Shackled by the technological chains of "Productivity"

How many people are aware out there that the USDA predicted back about two years ago that the U.S. would be importing maybe about forty percent (40%) of our vegetables from China within about five years?

How can that be right though? I mean, hasn't every technological "advance" in agriculture supposed to increase our production? Haven't we been told that the U.S. is the number one food exporter in the world? Haven't we all seen the news that told us we grow so much food that the federal government actually pays farmers NOT to produce or to minimize production of certain crops?

But now we are told by the USDA that up to possibly 40% of our vegetables needed for our use will be imported from China by 2013. Why on earth should that be the case?

I will tell you my friends, that the more we push technology to solve our problems, the more problems we create in society.

By creating advanced tech methods to grow more food with less manpower, we have fewer farmers. We have fewer people who know how to work in agriculture.

So when we have an economy that is greatly down, people can't afford to buy the local produce and grains, nuts, etc.produced by the commercial farms, they must downsize. What happens when there are fewer commercial farms or downsized commercial farms? What happens when they can't make enough money? They sell land and let workers go.

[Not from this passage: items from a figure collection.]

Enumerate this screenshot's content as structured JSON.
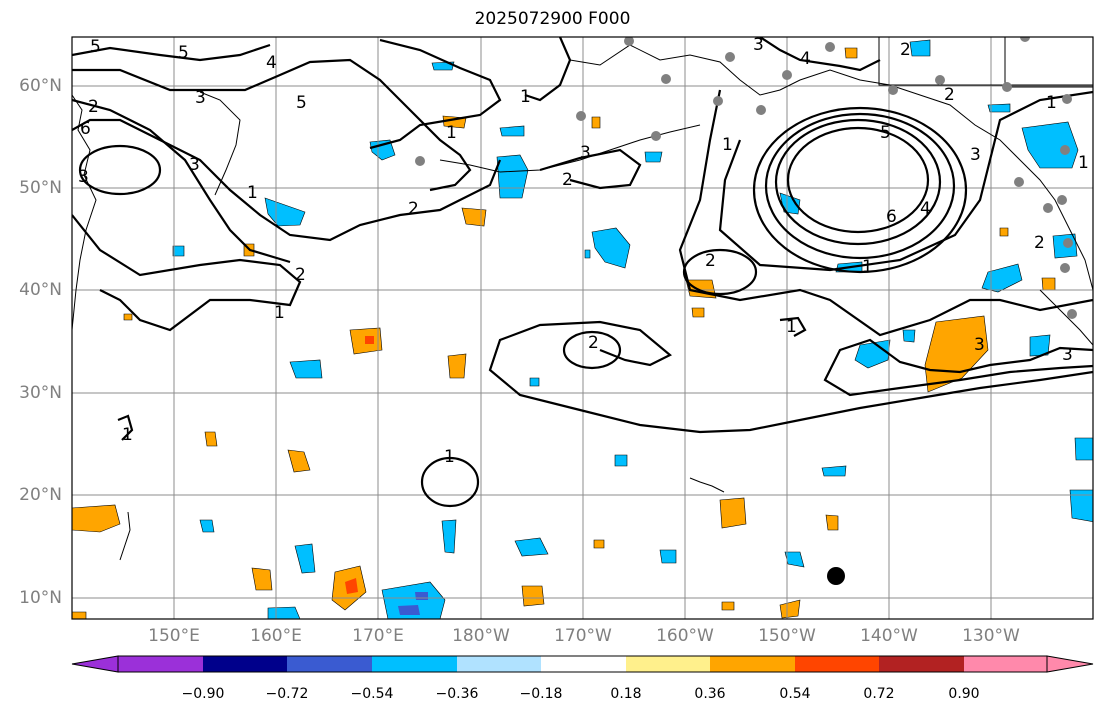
{
  "title": "2025072900 F000",
  "map": {
    "lat_labels": [
      "60°N",
      "50°N",
      "40°N",
      "30°N",
      "20°N",
      "10°N"
    ],
    "lon_labels": [
      "150°E",
      "160°E",
      "170°E",
      "180°W",
      "170°W",
      "160°W",
      "150°W",
      "140°W",
      "130°W"
    ],
    "contour_labels": [
      "5",
      "5",
      "4",
      "3",
      "2",
      "5",
      "3",
      "6",
      "3",
      "1",
      "2",
      "1",
      "1",
      "2",
      "3",
      "2",
      "1",
      "2",
      "3",
      "4",
      "6",
      "5",
      "4",
      "3",
      "2",
      "2",
      "1",
      "1",
      "2",
      "1",
      "1",
      "2",
      "3",
      "3",
      "1",
      "1",
      "1"
    ],
    "colors": {
      "contour": "#000000",
      "grid": "#8c8c8c",
      "coast": "#000000",
      "station": "#808080",
      "neg_fill": "#00bfff",
      "pos_fill": "#ffa500",
      "pos_strong": "#ff4500",
      "neg_strong": "#3a5bd1"
    }
  },
  "colorbar": {
    "colors": [
      "#9b30d9",
      "#00008b",
      "#3a5bd1",
      "#00bfff",
      "#b0e2ff",
      "#ffffff",
      "#fff08c",
      "#ffa500",
      "#ff4500",
      "#b22222",
      "#ff89ab",
      "#ff89ab"
    ],
    "extend_low_color": "#9b30d9",
    "extend_high_color": "#ff89ab",
    "ticks": [
      "−0.90",
      "−0.72",
      "−0.54",
      "−0.36",
      "−0.18",
      "0.18",
      "0.36",
      "0.54",
      "0.72",
      "0.90"
    ]
  }
}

Who buys the land they sell? Developers for ever more suburban housing. When we need more crops when the economy improves, how do we reclaim that land? We don't.

Technology has cost us experienced farm workers, it has cost us land to grow crops on and it brings the agriculture system down to dollar bills, nothing more.

For all we are supposed to gain by implementing advanced technology in our society, it has only cost us dearly because instead of being used correctly, to supplement the work and abilities of people, it has been used to replace people instead.

Technology is supposed to prevent things that are 'missed' by people, such a salmonella outbreaks in eggs and meat being recalled due to contamination. Instead, because of the increased production, we find ourselves facing ever bigger and far reaching recalls that the technology missed.

Don't get me wrong, I love technology as long as it is used in it's proper place, as a tool.

Computers aren't meant to replace person to person communications, only facilitate them. We have studies and polls that show us that more and ever more people in today's world feel isolated and alone though.

People aren't just using computers to enhance phone service and communications, they use them to create virtual worlds where they can escape. They surround themselves with games that become ever more advanced and attempt to make the virtual world as or more appealing than the real world.

No wonder they feel isolated and alone. They have imprisoned themselves in technology.

The has come folks to "de-tech" ourselves. To re-connect to the real world around us. Put computers and machines in their rightful places as tools while we still work in the fields and the production plants and every other area.

Take a look at the movie Wall-E, that wasn't fiction my friends, that was prophecy. it was a warning that we are too dependent on technology to do things for us instead of just assisting us to do them.